Be grateful for all the wonderful life lessons your athlete is learning through her sports or lose. As in life we tend to learn more in the midst of failure and adversity than constant smooth sailing, so allow your athlete to fail and know that inside she is learning and growing greatly from it. These life lessons she will carry her entire life and will (and likely already) make her a better, more disciplined, more resilient person able to handle the many challenges life will throw at her as an adult.

Also in your grateful bliss commit to honoring the game which means supporting your athlete's team 100%. Nothing is worse and more detrimental to a team's success than parents talking poorly about players, team or coaches to other parents or within earshot of players.

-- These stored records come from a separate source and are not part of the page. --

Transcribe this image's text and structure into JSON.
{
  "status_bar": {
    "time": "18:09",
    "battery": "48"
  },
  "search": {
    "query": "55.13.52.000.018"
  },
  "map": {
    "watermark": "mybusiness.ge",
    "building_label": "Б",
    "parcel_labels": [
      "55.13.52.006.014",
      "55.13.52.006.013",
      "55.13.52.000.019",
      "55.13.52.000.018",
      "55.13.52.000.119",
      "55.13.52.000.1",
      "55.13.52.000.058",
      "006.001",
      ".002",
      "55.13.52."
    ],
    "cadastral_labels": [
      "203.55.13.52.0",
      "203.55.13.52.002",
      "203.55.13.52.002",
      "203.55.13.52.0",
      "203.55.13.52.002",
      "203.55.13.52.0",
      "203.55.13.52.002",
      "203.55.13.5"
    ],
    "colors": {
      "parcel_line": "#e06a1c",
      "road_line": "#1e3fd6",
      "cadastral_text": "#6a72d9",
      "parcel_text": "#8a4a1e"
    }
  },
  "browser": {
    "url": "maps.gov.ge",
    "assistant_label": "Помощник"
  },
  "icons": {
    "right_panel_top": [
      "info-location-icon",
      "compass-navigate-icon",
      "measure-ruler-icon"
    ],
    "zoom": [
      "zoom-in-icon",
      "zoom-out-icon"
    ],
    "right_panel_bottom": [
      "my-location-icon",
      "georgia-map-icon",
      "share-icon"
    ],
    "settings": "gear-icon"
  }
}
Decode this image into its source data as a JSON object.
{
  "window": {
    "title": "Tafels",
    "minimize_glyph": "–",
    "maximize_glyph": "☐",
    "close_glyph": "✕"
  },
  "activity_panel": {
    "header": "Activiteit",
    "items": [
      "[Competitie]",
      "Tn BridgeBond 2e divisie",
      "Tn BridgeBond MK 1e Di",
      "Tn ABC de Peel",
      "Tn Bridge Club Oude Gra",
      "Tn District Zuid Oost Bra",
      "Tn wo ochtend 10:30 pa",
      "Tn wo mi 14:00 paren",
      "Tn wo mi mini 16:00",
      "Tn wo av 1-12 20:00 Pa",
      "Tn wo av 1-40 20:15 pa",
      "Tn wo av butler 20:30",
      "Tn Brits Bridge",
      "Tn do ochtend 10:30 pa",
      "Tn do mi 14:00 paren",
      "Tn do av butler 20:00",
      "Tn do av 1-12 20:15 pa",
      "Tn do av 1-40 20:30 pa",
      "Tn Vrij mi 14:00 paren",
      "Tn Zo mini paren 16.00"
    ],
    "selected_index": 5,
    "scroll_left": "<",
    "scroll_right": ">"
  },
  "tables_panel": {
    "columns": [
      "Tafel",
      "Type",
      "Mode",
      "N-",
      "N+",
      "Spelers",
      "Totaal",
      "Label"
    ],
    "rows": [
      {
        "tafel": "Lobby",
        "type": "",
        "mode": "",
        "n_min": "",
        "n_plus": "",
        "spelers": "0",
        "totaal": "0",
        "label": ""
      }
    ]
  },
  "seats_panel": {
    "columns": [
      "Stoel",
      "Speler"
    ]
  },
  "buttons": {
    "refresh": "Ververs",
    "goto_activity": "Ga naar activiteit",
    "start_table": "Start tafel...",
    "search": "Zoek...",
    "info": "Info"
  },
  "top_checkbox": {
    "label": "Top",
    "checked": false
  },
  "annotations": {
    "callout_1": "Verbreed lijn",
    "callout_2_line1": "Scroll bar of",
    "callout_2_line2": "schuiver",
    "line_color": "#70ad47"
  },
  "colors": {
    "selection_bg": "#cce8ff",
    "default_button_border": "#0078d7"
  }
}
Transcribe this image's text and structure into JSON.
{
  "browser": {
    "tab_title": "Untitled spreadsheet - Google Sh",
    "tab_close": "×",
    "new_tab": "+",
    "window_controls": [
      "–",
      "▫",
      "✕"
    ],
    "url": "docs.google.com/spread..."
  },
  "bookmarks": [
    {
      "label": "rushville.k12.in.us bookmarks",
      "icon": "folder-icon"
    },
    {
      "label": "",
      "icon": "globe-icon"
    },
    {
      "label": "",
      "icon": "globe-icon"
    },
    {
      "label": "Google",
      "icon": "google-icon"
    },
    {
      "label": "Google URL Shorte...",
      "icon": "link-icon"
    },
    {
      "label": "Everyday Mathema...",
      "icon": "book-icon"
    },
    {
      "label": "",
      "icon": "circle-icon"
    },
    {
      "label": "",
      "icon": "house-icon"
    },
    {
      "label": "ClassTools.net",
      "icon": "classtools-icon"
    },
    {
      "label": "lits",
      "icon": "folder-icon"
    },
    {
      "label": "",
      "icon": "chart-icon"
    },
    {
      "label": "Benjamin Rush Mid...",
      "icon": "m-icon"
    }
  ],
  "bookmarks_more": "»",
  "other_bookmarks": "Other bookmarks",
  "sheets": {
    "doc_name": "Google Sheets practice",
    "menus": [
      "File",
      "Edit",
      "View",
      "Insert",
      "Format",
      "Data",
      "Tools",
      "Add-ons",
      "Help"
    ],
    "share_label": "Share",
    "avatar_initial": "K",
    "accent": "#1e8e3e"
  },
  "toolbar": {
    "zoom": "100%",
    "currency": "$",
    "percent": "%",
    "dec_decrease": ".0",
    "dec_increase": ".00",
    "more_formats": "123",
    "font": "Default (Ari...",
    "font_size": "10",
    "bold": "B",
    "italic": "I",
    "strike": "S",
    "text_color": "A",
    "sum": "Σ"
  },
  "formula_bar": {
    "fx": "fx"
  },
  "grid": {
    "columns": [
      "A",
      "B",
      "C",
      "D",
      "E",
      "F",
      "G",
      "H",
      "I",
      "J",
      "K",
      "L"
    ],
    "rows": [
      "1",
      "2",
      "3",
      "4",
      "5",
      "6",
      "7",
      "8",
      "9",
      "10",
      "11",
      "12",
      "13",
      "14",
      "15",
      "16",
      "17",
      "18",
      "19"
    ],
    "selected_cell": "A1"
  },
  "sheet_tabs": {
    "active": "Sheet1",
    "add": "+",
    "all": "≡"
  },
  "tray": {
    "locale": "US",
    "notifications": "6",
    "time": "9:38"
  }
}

This divisiveness creates negative energy among parents and team that can only hurt your athlete. Also support and appreciate the opposing team for without them there would be no game. Despite wearing a different uniform, as adults, we should wish success for all these young athletes. Recognize that they are all working hard to achieve their athletic dreams too.

Finally as part of having an Attitude of Gratitude please respect and appreciate the umpires and officials each and every game. As with the coaches you may not agree with all their calls (I know I usually don't!), but you can still show respect and recognition that he or she is doing the very best they can to get each call right. I can assure you, having spoken to hundreds of umpires and officials over the years, that they take their jobs very seriously. Most of them sat where you did years before watching their own kids play sports. As such they respect the athletes and want to be a positive force on the field. Your verbally ridiculing an umpire only serves to disrespect the game and undermine your athlete and her team.

So on this relaxing Thanksgiving weekend, while you and your athlete are likely taking a short break from the game remember the Attitude of Gratitude. I'm confident that if you and your athlete keep the points I have written here in mind you will both enjoy the game more and you might even enjoy writing those sports related checks a little more (okay...that might be a reach!).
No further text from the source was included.